One of my first writing teachers spoke about writing as art, said there were many technically proficient writers, but very few who created art. I nodded and pretended to understand.
The idea rattled around in my head until I couldn't sleep. I asked teachers in every class and workshop and reading to tell me, "What makes a piece of writing into art?" They all said good question, they all breathed through a long silence, and they all answered with a different list.
It took me awhile to figure out that the list is different for everyone. And why wouldn't it be? Art is different for everyone. Most people agree on the mainstream, but what about the edges? From Mark Rothko's colored rectangles to Marcel Duchamp's upended bicycle wheel mounted on a stool, to John Cage's 4'33" of only found sound, to Pina Bausch's "The Rite of Spring" where dancers performed on a stage covered in soil, to Christo and Jeanne-Claude's landscape fabric wrappings. And what about Campbell's soup can labels? The 1963 Corvette Stingray? The Eames Lounge Chair and ottoman? The Guggenheim Museum building itself? The Grand Canyon? A fresh snow? Ant hills cobbled into perfect pyramids from tiny grains of sand? The yell of the train conductor as he enters each car, "Tickets please." And what about the news? The everyday, all-day-long journalistic reporting of human shortcomings and natural disasters. Art?
I had to find what spoke to me—decide whether art comes from order or chaos, the seen or unseen. I had to define art because I knew I couldn't create what I couldn't identify.
For me, I decided writing that elevates itself to art has at least three elements—language, crazy, and resonance. I first look for language—interesting voice that jumps off the page, unusual syntax that says we're not quite in the land of normal, rhythm that demands I stop and reread, and vivid images that make me see and hear and feel. I also appreciate stories that go anywhere, where crazy happens and you can't help but believe it. And art should create resonance, something that smudges onto the reader and sticks. I decided if I could use Anne Carson sentences to write an Etgar Keret story that Eudora Welty would be proud of—and do that in my voice—then I could create art. My art. The way I define it and see it in my mind.
But how do I get there?
I recently watched a documentary, Lost Songs: The Basement Tapes Continued, where T Bone Burnett brought together great musicians—Elvis Costello, Rhiannon Giddens, Taylor Goldsmith, Jim James, and Marcus Mumford—to create new music from long-lost Bob Dylan lyrics. The documentary shows a behind-the-scenes look at their collaboration and offers a great view of how the creative process works.
Throughout, Rhiannon Giddens, an American folk singer, tries to create her vision of art with the song "Lost on the River," and it's beautiful because her voice is beautiful, and the other musicians tell her it's beautiful, but she shakes her head and knows it's not right. It doesn't feel right. She tries again, stops in the middle, gets frustrated, analyzes details, shakes her head some more. What she hears out loud isn't what she hears in her mind.
T Bone Burnett looks on and says, "Self consciousness kills creativity." He tries his best to keep the musicians calm and positive.
Throughout the documentary, Rhiannon Giddens keeps trying. The other musicians encourage her. She thinks she doesn't have as much experience as they do. She has the usual self doubts we all carry around with us. She picks the song up; tries again. Puts it aside. Picks it back up. Each time, each version is so lovely and I keep telling her that through the television. But good enough is not good enough so she keeps trying, and by the end, what she hears finally matches her vision and the song reaches another level and even though I'm not a musician, I can hear it and I can tell it's art.
Afterward, she's relieved, laughing again, says in order to make art, you have to somehow detach from it. That the energy is different when you know what you're doing will be heard by an audience rather than when you're just having fun with no intention of showing anyone. I nod at the television and I know what she's talking about because each time I sit at the computer my fears and expectations take a seat next to me.

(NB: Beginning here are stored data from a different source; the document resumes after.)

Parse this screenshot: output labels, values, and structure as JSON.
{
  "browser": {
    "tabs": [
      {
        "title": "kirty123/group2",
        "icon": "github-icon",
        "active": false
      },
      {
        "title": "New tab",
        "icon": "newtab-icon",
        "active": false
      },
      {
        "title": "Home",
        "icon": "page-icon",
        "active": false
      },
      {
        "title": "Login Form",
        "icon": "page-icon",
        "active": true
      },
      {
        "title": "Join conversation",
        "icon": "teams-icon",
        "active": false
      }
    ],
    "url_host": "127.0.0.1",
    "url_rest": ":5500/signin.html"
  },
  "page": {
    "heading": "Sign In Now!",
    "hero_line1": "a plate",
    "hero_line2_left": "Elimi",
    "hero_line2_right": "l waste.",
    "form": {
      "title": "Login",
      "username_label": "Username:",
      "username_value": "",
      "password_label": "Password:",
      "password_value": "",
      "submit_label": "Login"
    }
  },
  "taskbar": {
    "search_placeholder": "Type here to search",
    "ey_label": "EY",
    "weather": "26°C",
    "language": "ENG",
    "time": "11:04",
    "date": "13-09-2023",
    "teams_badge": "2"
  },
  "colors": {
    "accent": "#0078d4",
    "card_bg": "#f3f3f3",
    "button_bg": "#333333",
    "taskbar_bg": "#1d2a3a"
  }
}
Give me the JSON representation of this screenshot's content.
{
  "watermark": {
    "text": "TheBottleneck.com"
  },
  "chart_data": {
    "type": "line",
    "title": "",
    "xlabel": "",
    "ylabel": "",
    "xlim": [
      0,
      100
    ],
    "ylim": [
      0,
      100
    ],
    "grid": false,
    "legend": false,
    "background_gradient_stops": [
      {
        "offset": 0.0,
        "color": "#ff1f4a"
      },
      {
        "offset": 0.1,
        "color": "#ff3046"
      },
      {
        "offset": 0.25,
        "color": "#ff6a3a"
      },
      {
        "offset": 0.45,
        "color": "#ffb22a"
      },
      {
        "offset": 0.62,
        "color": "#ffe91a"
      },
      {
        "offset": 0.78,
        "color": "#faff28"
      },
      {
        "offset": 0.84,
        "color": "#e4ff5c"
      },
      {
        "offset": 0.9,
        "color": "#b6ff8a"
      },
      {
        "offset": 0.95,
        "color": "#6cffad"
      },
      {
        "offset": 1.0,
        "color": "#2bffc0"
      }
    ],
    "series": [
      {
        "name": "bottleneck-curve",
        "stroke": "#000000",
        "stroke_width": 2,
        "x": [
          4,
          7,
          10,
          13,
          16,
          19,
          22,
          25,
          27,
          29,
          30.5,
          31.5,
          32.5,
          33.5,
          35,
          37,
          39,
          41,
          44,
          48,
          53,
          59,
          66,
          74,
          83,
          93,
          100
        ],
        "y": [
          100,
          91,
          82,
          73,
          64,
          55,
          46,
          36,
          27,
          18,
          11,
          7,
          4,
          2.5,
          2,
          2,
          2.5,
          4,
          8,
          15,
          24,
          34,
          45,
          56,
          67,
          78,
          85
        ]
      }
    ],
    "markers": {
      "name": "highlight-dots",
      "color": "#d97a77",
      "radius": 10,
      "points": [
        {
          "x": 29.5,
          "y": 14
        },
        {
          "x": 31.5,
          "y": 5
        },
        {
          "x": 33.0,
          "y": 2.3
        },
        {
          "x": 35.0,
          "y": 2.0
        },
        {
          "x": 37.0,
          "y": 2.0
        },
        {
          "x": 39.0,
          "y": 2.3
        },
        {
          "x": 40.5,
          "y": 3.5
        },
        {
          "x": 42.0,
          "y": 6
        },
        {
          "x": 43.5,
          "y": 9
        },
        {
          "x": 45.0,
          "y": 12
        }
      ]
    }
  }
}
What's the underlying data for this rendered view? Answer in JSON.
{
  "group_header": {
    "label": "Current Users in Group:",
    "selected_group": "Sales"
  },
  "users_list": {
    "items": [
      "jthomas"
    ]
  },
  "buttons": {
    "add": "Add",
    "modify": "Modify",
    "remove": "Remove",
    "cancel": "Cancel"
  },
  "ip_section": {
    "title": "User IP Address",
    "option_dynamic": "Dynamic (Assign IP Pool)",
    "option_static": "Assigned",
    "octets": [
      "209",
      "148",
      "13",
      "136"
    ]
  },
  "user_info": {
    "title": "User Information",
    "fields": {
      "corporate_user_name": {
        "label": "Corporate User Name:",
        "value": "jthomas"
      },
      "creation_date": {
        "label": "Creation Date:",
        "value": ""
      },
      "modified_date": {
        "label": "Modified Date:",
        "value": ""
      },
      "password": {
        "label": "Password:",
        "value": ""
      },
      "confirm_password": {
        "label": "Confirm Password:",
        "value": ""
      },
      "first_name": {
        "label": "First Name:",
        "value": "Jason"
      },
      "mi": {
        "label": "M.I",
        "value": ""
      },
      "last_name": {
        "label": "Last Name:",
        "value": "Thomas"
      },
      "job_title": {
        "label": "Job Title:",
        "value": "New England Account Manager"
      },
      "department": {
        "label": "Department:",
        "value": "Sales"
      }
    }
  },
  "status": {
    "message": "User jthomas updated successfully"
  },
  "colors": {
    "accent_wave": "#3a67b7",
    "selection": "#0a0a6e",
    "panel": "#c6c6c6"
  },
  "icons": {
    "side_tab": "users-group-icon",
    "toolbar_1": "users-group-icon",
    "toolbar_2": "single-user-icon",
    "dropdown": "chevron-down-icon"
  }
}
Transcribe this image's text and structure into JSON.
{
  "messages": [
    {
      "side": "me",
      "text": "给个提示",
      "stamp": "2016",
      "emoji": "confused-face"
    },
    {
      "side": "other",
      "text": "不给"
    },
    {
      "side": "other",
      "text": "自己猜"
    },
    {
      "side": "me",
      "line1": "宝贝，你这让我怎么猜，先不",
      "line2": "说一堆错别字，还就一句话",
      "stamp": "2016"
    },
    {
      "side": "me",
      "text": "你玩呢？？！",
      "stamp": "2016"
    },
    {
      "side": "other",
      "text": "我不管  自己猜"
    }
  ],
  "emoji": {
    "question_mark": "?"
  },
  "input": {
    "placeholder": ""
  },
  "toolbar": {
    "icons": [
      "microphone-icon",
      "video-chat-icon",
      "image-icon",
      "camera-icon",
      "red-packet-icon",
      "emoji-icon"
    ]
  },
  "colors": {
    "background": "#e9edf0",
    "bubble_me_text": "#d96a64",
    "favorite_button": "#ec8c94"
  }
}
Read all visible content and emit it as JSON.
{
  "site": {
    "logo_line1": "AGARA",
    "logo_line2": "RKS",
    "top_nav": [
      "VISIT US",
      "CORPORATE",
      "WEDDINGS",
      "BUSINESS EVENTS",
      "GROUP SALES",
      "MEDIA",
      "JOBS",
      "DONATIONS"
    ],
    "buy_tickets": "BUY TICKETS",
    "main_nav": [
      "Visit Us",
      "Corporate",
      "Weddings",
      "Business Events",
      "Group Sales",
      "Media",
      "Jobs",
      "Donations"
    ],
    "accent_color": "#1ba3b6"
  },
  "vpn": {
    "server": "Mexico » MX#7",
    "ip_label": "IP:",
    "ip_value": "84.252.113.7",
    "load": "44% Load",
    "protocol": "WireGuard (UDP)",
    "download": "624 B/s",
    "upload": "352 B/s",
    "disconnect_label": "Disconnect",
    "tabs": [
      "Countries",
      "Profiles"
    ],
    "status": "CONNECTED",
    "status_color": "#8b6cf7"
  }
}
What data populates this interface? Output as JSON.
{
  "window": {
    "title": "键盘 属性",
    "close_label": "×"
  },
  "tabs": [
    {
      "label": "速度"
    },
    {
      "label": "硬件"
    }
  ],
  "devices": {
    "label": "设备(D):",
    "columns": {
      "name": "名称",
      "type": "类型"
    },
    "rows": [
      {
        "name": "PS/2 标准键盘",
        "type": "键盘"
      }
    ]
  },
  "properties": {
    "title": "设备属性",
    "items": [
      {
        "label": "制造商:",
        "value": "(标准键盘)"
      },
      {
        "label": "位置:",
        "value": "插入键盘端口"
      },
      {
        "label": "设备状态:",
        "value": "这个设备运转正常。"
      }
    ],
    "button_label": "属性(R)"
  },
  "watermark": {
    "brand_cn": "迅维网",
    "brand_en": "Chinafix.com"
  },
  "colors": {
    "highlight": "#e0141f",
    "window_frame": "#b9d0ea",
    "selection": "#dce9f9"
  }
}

Creativity is that elusive flutter of light at the edge of your vision that disappears when you try to look directly at it. In her book, The Creative Habit, Twyla Tharp says this "
is the most interesting paradox of creativity: In order to be habitually creative, you have to know how to prepare to be creative, but good planning alone won't make your efforts successful; it's only after you let go of your plans that you can breathe life into your efforts."
So it seems the secret to getting to that place where art can happen, is to not think about getting there. Yes, all this research and introspection to get a blueprint of art and a map, and I have to roll it all up and put it away, forget about anyone but me reading the story. I need to be open to everything I've seen and heard and let it filter through my brain to get to that place where the words stick to the page and anything goes. That will mean sending my fears and expectations out of the room while I write.
Elvis Costello says it most succinctly: "Find the joy."
I'm grateful to that teacher who first spoke of writing and art. Without it, I wouldn't have known what to look for. I wouldn't have known to even look.